Telling Stories with Technology

 In Classroom Practice

Storytelling is an important skill for kids to develop while at school. It’s a soft skill that will help them think more creatively, give more compelling presentations, and develop greater confidence. There are many engaging digital platforms that you can use in the classroom to stimulate your learners’ creativity in innovative ways. We have compiled our top five tools for telling stories with technology.

iMovie

iMovie, Apple’s free editing software, takes the intimidation out of video-making and editing. Learners can import videos filmed on their phones or camera devices and begin editing straight away with the program’s simple interface.

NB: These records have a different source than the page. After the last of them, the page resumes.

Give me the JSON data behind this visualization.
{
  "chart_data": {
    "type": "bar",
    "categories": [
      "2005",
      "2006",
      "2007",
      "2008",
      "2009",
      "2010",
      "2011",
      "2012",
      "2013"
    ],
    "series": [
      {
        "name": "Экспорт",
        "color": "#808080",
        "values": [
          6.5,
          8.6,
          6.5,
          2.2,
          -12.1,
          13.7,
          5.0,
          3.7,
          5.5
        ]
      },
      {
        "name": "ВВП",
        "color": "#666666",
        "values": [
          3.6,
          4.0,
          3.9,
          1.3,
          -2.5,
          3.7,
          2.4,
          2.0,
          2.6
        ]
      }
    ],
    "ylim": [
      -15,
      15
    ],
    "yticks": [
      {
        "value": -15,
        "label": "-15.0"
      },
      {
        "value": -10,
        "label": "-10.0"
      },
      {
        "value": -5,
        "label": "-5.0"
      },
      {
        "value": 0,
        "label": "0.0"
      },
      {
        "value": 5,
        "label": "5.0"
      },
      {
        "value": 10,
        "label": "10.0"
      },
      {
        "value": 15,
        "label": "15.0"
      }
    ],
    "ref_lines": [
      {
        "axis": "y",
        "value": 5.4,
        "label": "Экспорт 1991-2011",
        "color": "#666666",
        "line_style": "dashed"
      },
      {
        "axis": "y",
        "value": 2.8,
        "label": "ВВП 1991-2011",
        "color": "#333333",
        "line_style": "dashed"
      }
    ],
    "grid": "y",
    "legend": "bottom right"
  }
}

Learners can make creative movies, presentations and turn assignments into documentaries. It is easy to edit the clips by adding titles, transitions, music, effects and performing basic colour correction and quality enhancements.

Being such a widely used product means there is also a robust community providing tips, tricks, and advice on making videos. Check out Apple’s manual, iOS guides, and the O’Reilly iMovie manual.

Storybird

Storybird is a web-based application that allows learners to write a story to their own picture books. They have subverted the storytelling process and developed a tool to really get learners thinking creatively. Storybird hosts batches of images featuring characters interacting and doing various things – like making a mess when eating – for learners to put words to.

Storybird is a great way to teach writing skills to younger learners and challenge older learners’ creative and storytelling skills. The platform is highly visual, easy to use, and has specific account types for educators.

Pages

Pages is a great example of how the traditional barriers to publishing are being broken down and handed to people in intuitive platforms that promote the production of high-quality content. In fact, Apple believes in the quality of Pages enough to allow people to publish the books they have created in the Apple Books store and generate a profit from their work.

However, let’s slow down for a second. What can learners do with it? Well, it’s as easy as putting together a PowerPoint presentation. With its simple click-and-drag style functionality, learners can turn their reports and assignments into books, create stories, and even create a class textbook to use as a study tool. They can insert pictures, videos, graphics and embed web widgets to make their books interactive and engaging. They can then share the final product online to create a timeless resource for their classmates.

Action Movie FX

Action Movie FX is a little more fun, but the iOS app also serves as a case study for how easy making engaging videos has become over the last few years.

I’m going to go out on a limb and say that most grown-up, responsible men went through a period in their childhood when they dreamed they were the stars in their own action movie, which is exactly what Action Movie FX does. The app uses the iPhone camera to shoot video, which you can then easily add effects like missiles, tornadoes, lightning strikes, falling rocks and machine gunfire.

So this is one for the older kids, but it is nonetheless an excellent way for learners to get comfortable with making videos and have fun with this app.

Podcasting

A standard laptop computer comes with all required to make a podcast, barring downloading a new piece of software. Once you have your microphone and recording program, you’re ready to join the audio platform that acts as the radio of the 21st Century. Learners can turn assignments into documentaries and presentations into talk shows on this versatile medium. They can even record musical performances or recreate radio dramas and comedies of days gone by. To create podcasts in the classroom, simply:

  • Record audio with a cheap microphone (or your computers) into Garageband, which comes with a Mac, or Audacity (an open-source audio recording program) if you are using another operating system.
  • Edit audio in the program you have used. You don’t have to be a sound engineer and can possess a tin ear for this step. The important thing is using the scissor tool to trim parts of the recording you don’t want to feature.
  • If your learners are comfortable with these programs, they can get creative with music and sound effects which they can search for and download from places like freesound.org.
  • Compress the file to an mp3.
  • Upload the podcast to a class portal – a blog, podcast hosting site, or social media channel like SoundCloud.
  • Share their creations amongst the class, other classes, or the world!

 

So, it’s time to get creating in the classroom! Making movies, podcasts, magazines, and books is substantially easier than ever. It’s an excellent way to teach storytelling and vital digital literacy skills. You may even inspire a learner on the way.